I've searched exhaustively for a fix with what is wrong with my Pandas upload but no luck. I would greatly appreciate some help.
I'm trying to run a machine learning algorithm (apriori) in Python and I have a CSV file to upload.
What my CSV file looks like in Notepad
Here is my Python code and resulting error message:
Photo of Python code and error message
I've tried pasting the code using CTRL K but it's not working.

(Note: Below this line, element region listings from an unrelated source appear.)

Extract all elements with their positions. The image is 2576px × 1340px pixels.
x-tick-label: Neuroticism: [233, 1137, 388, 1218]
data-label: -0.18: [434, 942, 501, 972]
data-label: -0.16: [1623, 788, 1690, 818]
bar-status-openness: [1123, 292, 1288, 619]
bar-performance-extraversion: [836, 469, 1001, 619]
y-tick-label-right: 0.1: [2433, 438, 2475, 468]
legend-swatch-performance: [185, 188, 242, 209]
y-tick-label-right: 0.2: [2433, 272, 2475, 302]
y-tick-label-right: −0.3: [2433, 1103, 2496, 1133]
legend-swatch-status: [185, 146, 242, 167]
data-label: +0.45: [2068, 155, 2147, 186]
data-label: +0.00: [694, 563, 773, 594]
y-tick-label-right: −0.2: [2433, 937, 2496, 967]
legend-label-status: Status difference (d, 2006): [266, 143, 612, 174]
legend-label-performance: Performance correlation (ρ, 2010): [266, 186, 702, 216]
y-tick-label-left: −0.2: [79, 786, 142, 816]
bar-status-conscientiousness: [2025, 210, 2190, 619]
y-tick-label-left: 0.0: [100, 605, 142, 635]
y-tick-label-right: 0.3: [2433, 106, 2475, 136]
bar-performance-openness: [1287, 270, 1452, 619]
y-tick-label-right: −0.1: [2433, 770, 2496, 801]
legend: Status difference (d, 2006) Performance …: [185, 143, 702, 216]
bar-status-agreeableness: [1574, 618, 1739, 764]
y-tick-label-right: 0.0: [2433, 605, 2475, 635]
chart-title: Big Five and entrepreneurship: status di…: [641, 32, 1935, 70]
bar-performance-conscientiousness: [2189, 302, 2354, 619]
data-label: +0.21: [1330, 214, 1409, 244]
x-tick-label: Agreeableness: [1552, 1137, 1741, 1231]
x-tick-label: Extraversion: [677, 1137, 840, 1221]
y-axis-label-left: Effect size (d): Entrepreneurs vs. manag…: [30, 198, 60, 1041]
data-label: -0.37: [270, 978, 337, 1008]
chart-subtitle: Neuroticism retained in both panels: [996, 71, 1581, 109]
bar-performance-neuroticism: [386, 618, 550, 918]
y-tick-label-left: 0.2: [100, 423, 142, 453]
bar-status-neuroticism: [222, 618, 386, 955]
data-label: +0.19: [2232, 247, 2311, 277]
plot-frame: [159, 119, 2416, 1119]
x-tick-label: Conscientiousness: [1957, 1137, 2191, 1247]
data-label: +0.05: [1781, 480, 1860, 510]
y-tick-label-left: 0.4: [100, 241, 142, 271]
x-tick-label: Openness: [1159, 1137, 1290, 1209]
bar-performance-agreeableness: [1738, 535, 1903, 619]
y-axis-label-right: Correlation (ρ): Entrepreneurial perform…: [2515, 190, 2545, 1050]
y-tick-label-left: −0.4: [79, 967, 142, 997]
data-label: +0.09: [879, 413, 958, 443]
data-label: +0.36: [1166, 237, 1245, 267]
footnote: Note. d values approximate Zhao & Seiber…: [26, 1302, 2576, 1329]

CodePudding user response:
You'll want to use delim_whitespace=True
parameter which will end up giving you one row per transaction, which you can then split and apply set
and feed into apriori.
Given a sample text file containing:
test
also,test
You can run the following:
import pandas as pd
from apyori import apriori
df = pd.read_csv('Ready Apriori DWK.csv', header=None, delim_whitespace=True, names=['data'])
results = list(apriori(df['data'].str.split().apply(set)))
print(results)
Output
[RelationRecord(items=frozenset({'also,test'}), support=0.5, ordered_statistics=[OrderedStatistic(items_base=frozenset(), items_add=frozenset({'also,test'}), confidence=0.5, lift=1.0)]),
RelationRecord(items=frozenset({'test'}), support=0.5, ordered_statistics=[OrderedStatistic(items_base=frozenset(), items_add=frozenset({'test'}), confidence=0.5, lift=1.0)])]
CodePudding user response:
This approach uses more-than-enough columns, reads the CSV, then gets rid of the unused columns via isna()
and loc
.
df = pd.read_csv('your.csv', header=None, names=range(20)) \
.loc[:,lambda x: ~x.isna().all()]
print(df)
Result
0 1
0 W010638C NaN
1 07-3000-300 7-3000-300
2 W010665 W216962
3 W015015 NaN
4 W015183A NaN
5 W001013J NaN
6 W000102C NaN
7 07-0017N 7-0017N
8 WC000286 NaN
9 W017221 NaN
10 W000120C NaN
11 W017814 NaN
etc ...
Note your data has more than 2 columns but my test data subset only had a max of 2 columns.